Date: Mon, 14 Nov 2005 23:48:14 -0800
From: "Chuck Guzis" <cclist at sydex.com>
On 11/14/2005 at 11:24 PM Jeff Walther wrote:
For big surface mount chips I like to use Chip
Quik desoldering
alloy, which will lower the melting point of the solder on the board.
If I preapply Chip Quik, I can usually use the 600F setting for a
minute or two to loosen a chip. I've successfully done this on chips
as large as 208 pin QFPs.
Jeff, unless the thermostat on your heat gun is faulty, you should be able
to go much lower than 600F, shouldn't you? 60/40 solder flows at about
370F.
You would think so, wouldn't you? As I recall, I tried lower
temperatures first and it just took too long for the solder to
loosen. My back of a beer soaked envelope explanation would be that
the heat is conducting away at some rate and so one needs a higher
temperature source than the target temperature. But beats me. The
600F setting is the one that gets the chips loose in about 2 minutes.

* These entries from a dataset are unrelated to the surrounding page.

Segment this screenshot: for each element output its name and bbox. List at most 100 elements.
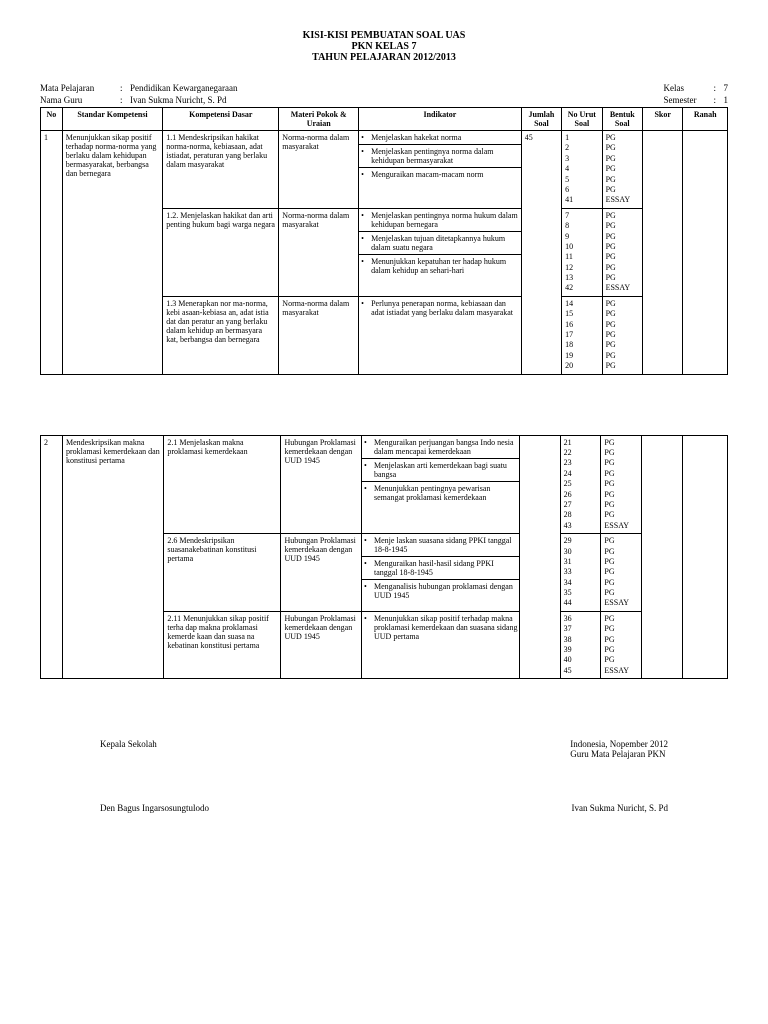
ranah-cell [682,435,727,679]
bentuk-col: PGPGPGPGPGPGPGPGESSAY [601,435,642,534]
guru-label: Nama Guru [40,95,120,105]
num-cell: 21 [564,438,598,448]
num-cell: 42 [565,283,598,293]
bentuk-cell: ESSAY [606,195,639,205]
num-cell: 27 [564,500,598,510]
bentuk-cell: PG [606,175,639,185]
kd-cell: 2.11 Menunjukkan sikap positif terha dap… [164,611,281,678]
num-cell: 28 [564,510,598,520]
mata-value: Pendidikan Kewarganegaraan [130,83,238,93]
nums-cell: 363738394045 [560,611,601,678]
no-cell: 1 [41,131,63,375]
kelas-label: Kelas [664,83,714,93]
bentuk-cell: PG [606,232,639,242]
bentuk-cell: PG [604,645,638,655]
bentuk-cell: PG [606,211,639,221]
footer-right-2: Ivan Sukma Nuricht, S. Pd [572,803,669,813]
mp-cell: Hubungan Proklamasi kemerdekaan dengan U… [281,435,362,534]
num-cell: 1 [565,133,598,143]
indicator-item: Menunjukkan pentingnya pewarisan semanga… [362,482,519,504]
bentuk-cell: PG [604,536,638,546]
bentuk-cell: PG [604,458,638,468]
sk-cell: Mendeskripsikan makna proklamasi kemerde… [62,435,163,679]
num-cell: 33 [564,567,598,577]
kd-cell: 1.2. Menjelaskan hakikat dan arti pentin… [163,208,279,296]
meta-row-1: Mata Pelajaran : Pendidikan Kewarganegar… [40,83,728,93]
num-cell: 9 [565,232,598,242]
bentuk-col: PGPGPGPGPGPGESSAY [602,131,642,209]
semester-value: 1 [724,95,729,105]
nums-cell: 7891011121342 [562,208,602,296]
bentuk-cell: PG [606,273,639,283]
bentuk-cell: PG [604,614,638,624]
bentuk-cell: PG [604,557,638,567]
kd-cell: 2.1 Menjelaskan makna proklamasi kemerde… [164,435,281,534]
num-cell: 40 [564,655,598,665]
indicator-item: Menjelaskan tujuan ditetapkannya hukum d… [359,232,521,255]
num-cell: 4 [565,164,598,174]
col-js: Jumlah Soal [521,108,561,131]
footer-left-1: Kepala Sekolah [100,739,157,759]
bentuk-cell: PG [606,361,639,371]
col-rn: Ranah [683,108,728,131]
nums-cell: 212223242526272843 [560,435,601,534]
indicator-item: Menganalisis hubungan proklamasi dengan … [362,580,519,602]
kd-cell: 2.6 Mendeskripsikan suasanakebatinan kon… [164,534,281,612]
col-kd: Kompetensi Dasar [163,108,279,131]
ind-cell: Menje laskan suasana sidang PPKI tanggal… [362,534,520,612]
num-cell: 2 [565,143,598,153]
bentuk-cell: PG [606,221,639,231]
bentuk-cell: PG [606,299,639,309]
sep: : [714,83,724,93]
footer-block: Kepala Sekolah Indonesia, Nopember 2012 … [40,739,728,813]
num-cell: 38 [564,635,598,645]
indicator-item: Menunjukkan sikap positif terhadap makna… [362,612,519,643]
num-cell: 45 [564,666,598,676]
bentuk-col: PGPGPGPGPGPGPG [602,296,642,374]
num-cell: 3 [565,154,598,164]
bentuk-cell: PG [606,351,639,361]
ind-cell: Perlunya penerapan norma, kebiasaan dan … [359,296,522,374]
num-cell: 26 [564,490,598,500]
num-cell: 11 [565,252,598,262]
indicator-item: Menjelaskan pentingnya norma dalam kehid… [359,145,521,168]
num-cell: 41 [565,195,598,205]
num-cell: 14 [565,299,598,309]
num-cell: 31 [564,557,598,567]
col-bs: Bentuk Soal [602,108,642,131]
mp-cell: Norma-norma dalam masyarakat [279,296,359,374]
mp-cell: Hubungan Proklamasi kemerdekaan dengan U… [281,534,362,612]
num-cell: 36 [564,614,598,624]
bentuk-cell: PG [606,185,639,195]
main-table-1: No Standar Kompetensi Kompetensi Dasar M… [40,107,728,375]
title-line-2: PKN KELAS 7 [40,41,728,52]
indicator-item: Menje laskan suasana sidang PPKI tanggal… [362,534,519,557]
mp-cell: Norma-norma dalam masyarakat [279,131,359,209]
indicator-item: Menguraikan perjuangan bangsa Indo nesia… [362,436,519,459]
bentuk-cell: PG [606,133,639,143]
indicator-item: Menunjukkan kepatuhan ter hadap hukum da… [359,255,521,277]
indicator-item: Perlunya penerapan norma, kebiasaan dan … [359,297,521,319]
bentuk-cell: PG [604,490,638,500]
num-cell: 13 [565,273,598,283]
num-cell: 16 [565,320,598,330]
sep: : [714,95,724,105]
num-cell: 5 [565,175,598,185]
indicator-item: Menguraikan macam-macam norm [359,168,521,181]
meta-row-2: Nama Guru : Ivan Sukma Nuricht, S. Pd Se… [40,95,728,105]
bentuk-cell: PG [604,588,638,598]
ind-cell: Menjelaskan hakekat normaMenjelaskan pen… [359,131,522,209]
indicator-item: Menguraikan hasil-hasil sidang PPKI tang… [362,557,519,580]
num-cell: 12 [565,263,598,273]
bentuk-cell: PG [604,438,638,448]
bentuk-cell: PG [604,510,638,520]
ranah-cell [683,131,728,375]
num-cell: 24 [564,469,598,479]
num-cell: 29 [564,536,598,546]
col-no: No [41,108,63,131]
mp-cell: Norma-norma dalam masyarakat [279,208,359,296]
bentuk-cell: PG [606,164,639,174]
ind-cell: Menunjukkan sikap positif terhadap makna… [362,611,520,678]
num-cell: 30 [564,547,598,557]
col-nu: No Urut Soal [562,108,602,131]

The heat gun could be poorly calibrated. It was inexpensive but gets
the job done.
Interestingly, if I'm doing a bunch of boards, e.g. pulling the flash
off of cheap ATA-66 cards, after the first card the following ones go
faster. Either the heat gun takes a while to reach its set
temperature, or my work area gets hot and helps the boards along or
something. I use a 1/16" sheet of sheet metal as a work surface. I
figure it's anti-static protection and fairly impervious to
mechanical, chemical and thermal insult.
It seems to me that I've also seen special
desoldering rigs that use hot
air and a special nozzle to better focus the airstream.

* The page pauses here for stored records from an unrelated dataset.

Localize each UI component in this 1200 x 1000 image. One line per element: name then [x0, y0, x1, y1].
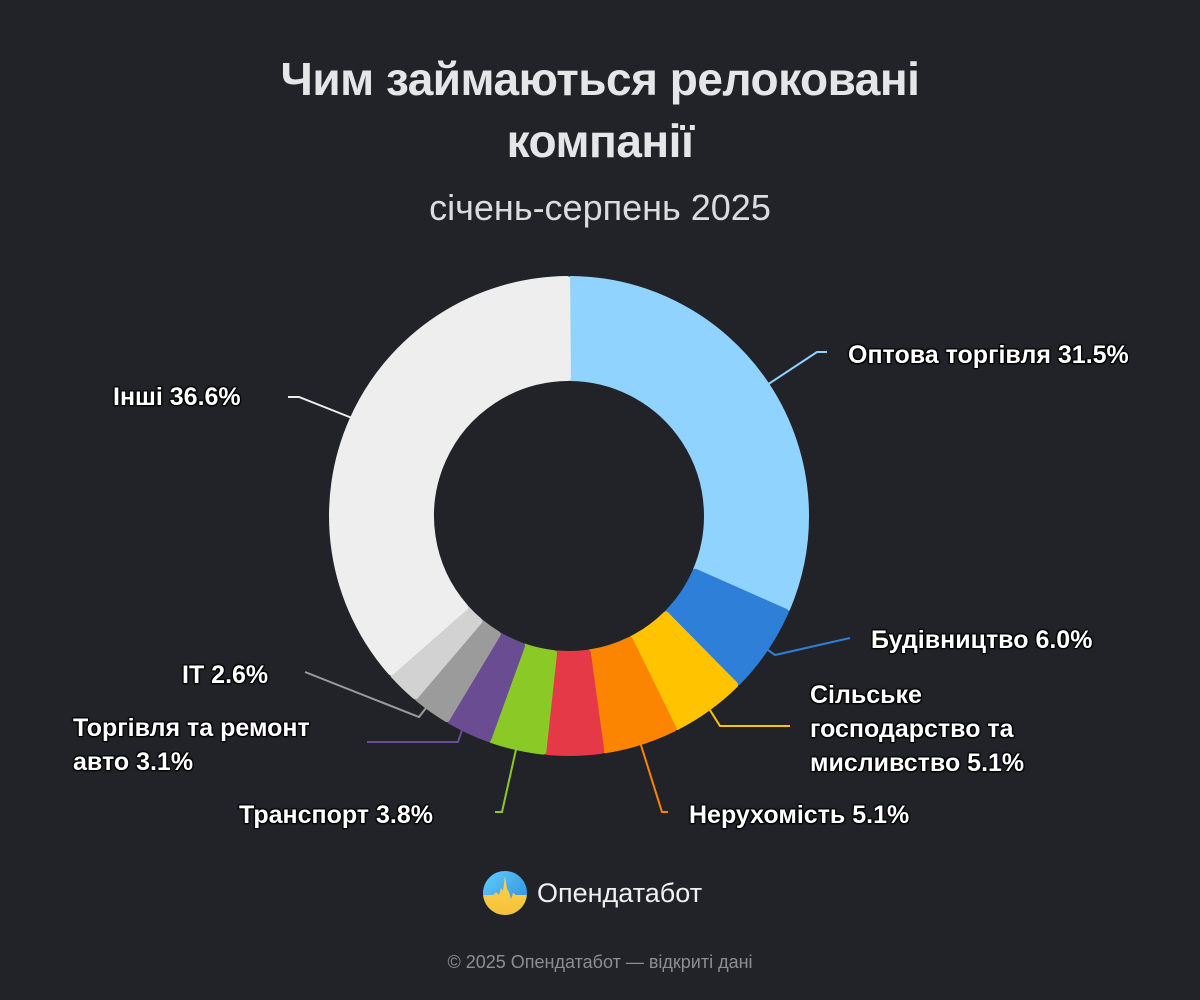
- donut-slice-оптова-торгівля: [567, 276, 809, 612]
- footer-copyright: © 2025 Опендатабот — відкриті дані: [447, 952, 753, 972]
- leader-line-it: [304, 671, 427, 719]
- donut-slice-інші: [329, 276, 571, 676]
- chart-title: Чим займаються релоковані компанії: [0, 48, 1200, 172]
- label-transport: Транспорт 3.8%: [239, 801, 433, 829]
- leader-lines: [288, 351, 851, 813]
- label-agriculture-line1: Сільське: [810, 681, 922, 709]
- label-realestate: Нерухомість 5.1%: [689, 801, 910, 829]
- donut-slices: [329, 276, 809, 756]
- label-it: IT 2.6%: [182, 661, 269, 689]
- leader-line-wholesale: [766, 351, 827, 386]
- leader-line-transport: [495, 744, 518, 813]
- brand-name: Опендатабот: [537, 877, 703, 908]
- leader-line-realestate: [639, 741, 668, 813]
- chart-subtitle: січень-серпень 2025: [429, 187, 771, 228]
- leader-line-agriculture: [707, 706, 790, 727]
- leader-line-other: [288, 396, 353, 419]
- label-auto: Торгівля та ремонт авто 3.1%: [73, 711, 310, 779]
- leader-line-construction: [764, 637, 851, 657]
- label-wholesale: Оптова торгівля 31.5%: [848, 341, 1129, 369]
- leader-line-auto: [367, 726, 464, 743]
- label-agriculture: Сільське господарство та мисливство 5.1%: [810, 678, 1024, 780]
- opendatabot-logo-icon: [483, 871, 527, 915]
- label-auto-line1: Торгівля та ремонт: [73, 714, 310, 742]
- chart-title-line1: Чим займаються релоковані: [280, 53, 920, 105]
- label-auto-line2: авто 3.1%: [73, 748, 194, 776]
- chart-title-line2: компанії: [506, 115, 694, 167]
- brand: Опендатабот: [483, 871, 702, 915]
- label-agriculture-line3: мисливство 5.1%: [810, 749, 1025, 777]
- label-other: Інші 36.6%: [113, 383, 241, 411]
- label-agriculture-line2: господарство та: [810, 715, 1014, 743]
- label-construction: Будівництво 6.0%: [871, 626, 1093, 654]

I've heard of those, but they seem to cost multiple hundreds of
dollars. I like the < $40 heat gun + modeling clay solution.
That's a little bit of hyperbole as I also have dental picks and the
Chip Quik set for the big chips and a nice bottle of resin. With
those and a 15W and a 40W soldering pencil I manage.
Thanks for the tip on Chip Quik; from the MSDS, it
appears to be a
Tin-Indium alloy.
I thought there was bismuth involved but the memory is moldy. It
melts/mixes in with the existing solder and lowers the melting point.
That's the point behind the stuff. It's fairly expensive, but very
little of it is needed per desoldered chip. And four beads of the
stuff makes the big QFPs come off soooo much easier.